Otros aspectos del laicado
La vocación y misión propia de los fieles laicos —ordenar lo temporal a Dios “como desde dentro” de la sociedad civil— se complementa con su participación en tareas “intraeclesiales”, al igual que todos los demás fieles (la catequesis, la colaboración en la liturgia, los servicios caritativos que se llevan a cabo en las parroquias, etc.). Desde el punto de vista disciplinar, Juan Pablo II contribuyó a clarificar la colaboración de los laicos en las tareas más típicas de los Pastores, con la Instrucción Ecclesiae de Misterio (15-VIII-1997).

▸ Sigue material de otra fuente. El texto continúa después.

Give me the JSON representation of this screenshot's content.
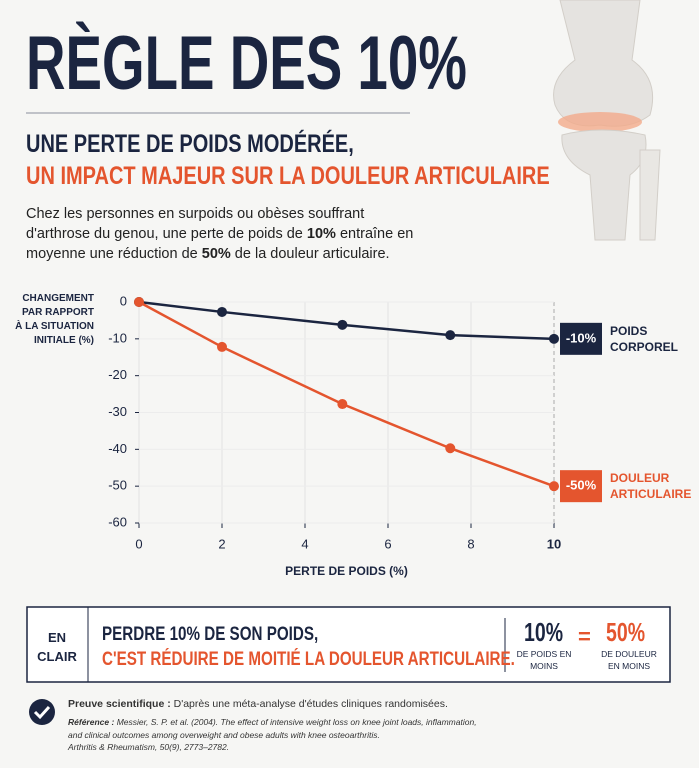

En su magisterio, Juan Pablo II impulsó la formación de los laicos ante todo como cristianos (vida de oración, celebración de los sacramentos, coherencia en la vida moral) y particularmente en la Doctrina Social de la Iglesia (encíclicas Laborem exercens, de 14-IX-1981, Sollicitudo rei socialis, de 30-XII-1987, y Centesimus annus, de 1-V-1991. Al hacer esto, era bien consciente de que una manifestación necesaria y urgente de la índole secular es el compromiso de los laicos en la vida pública, cultural y política, en orden a servir al bien común y especialmente a las personas más necesitadas. En esta línea sigue insistiendo Benedicto XVI.